Yes must admit it's Evan crossed my mind to check, but then I thought can't be bothered , just go back to uk and claim, refugee status .
Bay


----------



## aykalam (Apr 12, 2010)

MaidenScotland said:


> Where did the money come from in the first place?
> I remember the library opening but I can't recall what country footed the bill.


I think the building itself was mainly funded by Gulf countries. The controversy then was to do with the lack of funds for books after it had opened: 

"Due to the lack of available funds, the library had only 500,000 books in 2002, low compared to other national libraries. It has been estimated that it will take 80 years to fill the library to capacity at the current level of funding.
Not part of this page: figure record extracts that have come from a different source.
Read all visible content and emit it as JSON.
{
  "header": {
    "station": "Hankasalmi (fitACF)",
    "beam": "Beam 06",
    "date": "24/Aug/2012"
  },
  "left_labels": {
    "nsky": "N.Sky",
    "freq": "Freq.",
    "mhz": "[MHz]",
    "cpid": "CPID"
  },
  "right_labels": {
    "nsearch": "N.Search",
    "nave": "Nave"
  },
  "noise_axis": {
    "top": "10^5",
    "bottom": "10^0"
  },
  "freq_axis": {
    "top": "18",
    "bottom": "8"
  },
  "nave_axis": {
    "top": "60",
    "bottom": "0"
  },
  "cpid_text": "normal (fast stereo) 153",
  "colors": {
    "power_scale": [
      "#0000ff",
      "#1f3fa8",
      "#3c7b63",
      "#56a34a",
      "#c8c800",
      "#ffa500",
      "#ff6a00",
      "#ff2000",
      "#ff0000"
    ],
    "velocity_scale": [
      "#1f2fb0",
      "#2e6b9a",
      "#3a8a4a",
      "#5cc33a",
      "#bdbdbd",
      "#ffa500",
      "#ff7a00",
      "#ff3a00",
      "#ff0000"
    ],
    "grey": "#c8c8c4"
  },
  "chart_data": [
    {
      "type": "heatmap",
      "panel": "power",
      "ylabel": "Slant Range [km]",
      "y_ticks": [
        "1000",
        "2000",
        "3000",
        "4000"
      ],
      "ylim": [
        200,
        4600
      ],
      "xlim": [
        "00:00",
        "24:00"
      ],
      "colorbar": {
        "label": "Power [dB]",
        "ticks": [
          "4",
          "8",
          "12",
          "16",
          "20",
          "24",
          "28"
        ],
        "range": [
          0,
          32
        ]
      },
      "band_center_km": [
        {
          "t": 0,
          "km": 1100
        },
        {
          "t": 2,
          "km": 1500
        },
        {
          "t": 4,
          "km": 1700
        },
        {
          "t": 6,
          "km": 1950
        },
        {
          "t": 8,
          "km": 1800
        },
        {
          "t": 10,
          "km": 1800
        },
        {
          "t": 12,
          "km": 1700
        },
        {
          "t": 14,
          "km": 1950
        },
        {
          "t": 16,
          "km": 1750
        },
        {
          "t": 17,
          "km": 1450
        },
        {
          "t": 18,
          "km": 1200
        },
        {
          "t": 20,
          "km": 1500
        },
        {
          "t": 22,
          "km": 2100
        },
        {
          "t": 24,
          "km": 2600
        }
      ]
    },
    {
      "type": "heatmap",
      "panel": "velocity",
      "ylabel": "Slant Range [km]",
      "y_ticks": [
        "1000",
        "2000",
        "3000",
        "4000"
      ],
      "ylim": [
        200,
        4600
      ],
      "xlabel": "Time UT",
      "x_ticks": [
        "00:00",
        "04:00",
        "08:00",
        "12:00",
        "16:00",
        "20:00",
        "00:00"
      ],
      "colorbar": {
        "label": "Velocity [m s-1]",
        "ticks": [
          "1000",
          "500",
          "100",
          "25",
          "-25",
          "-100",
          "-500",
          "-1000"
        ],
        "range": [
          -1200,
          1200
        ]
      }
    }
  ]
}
The library relies heavily on donations to buy books for its collections"

Now, how many books would LE147 Million buy? let's suppose an average of LE200 per item, you could get 735,000 books to stock the collection :nerd:


----------



## Eco-Mariner (Jan 26, 2011)

bat said:


> What , somehow they overlooked le147 million nobody called them to say anything,
> Bit hard to swallow, compared to the " billions" that's small change!
> Bat


It wasn't overlooked... A body of property investors brought it to their attention as funds were going missing from resort developments.

This account is what is commonly called "a slush fund"


Alan.


----------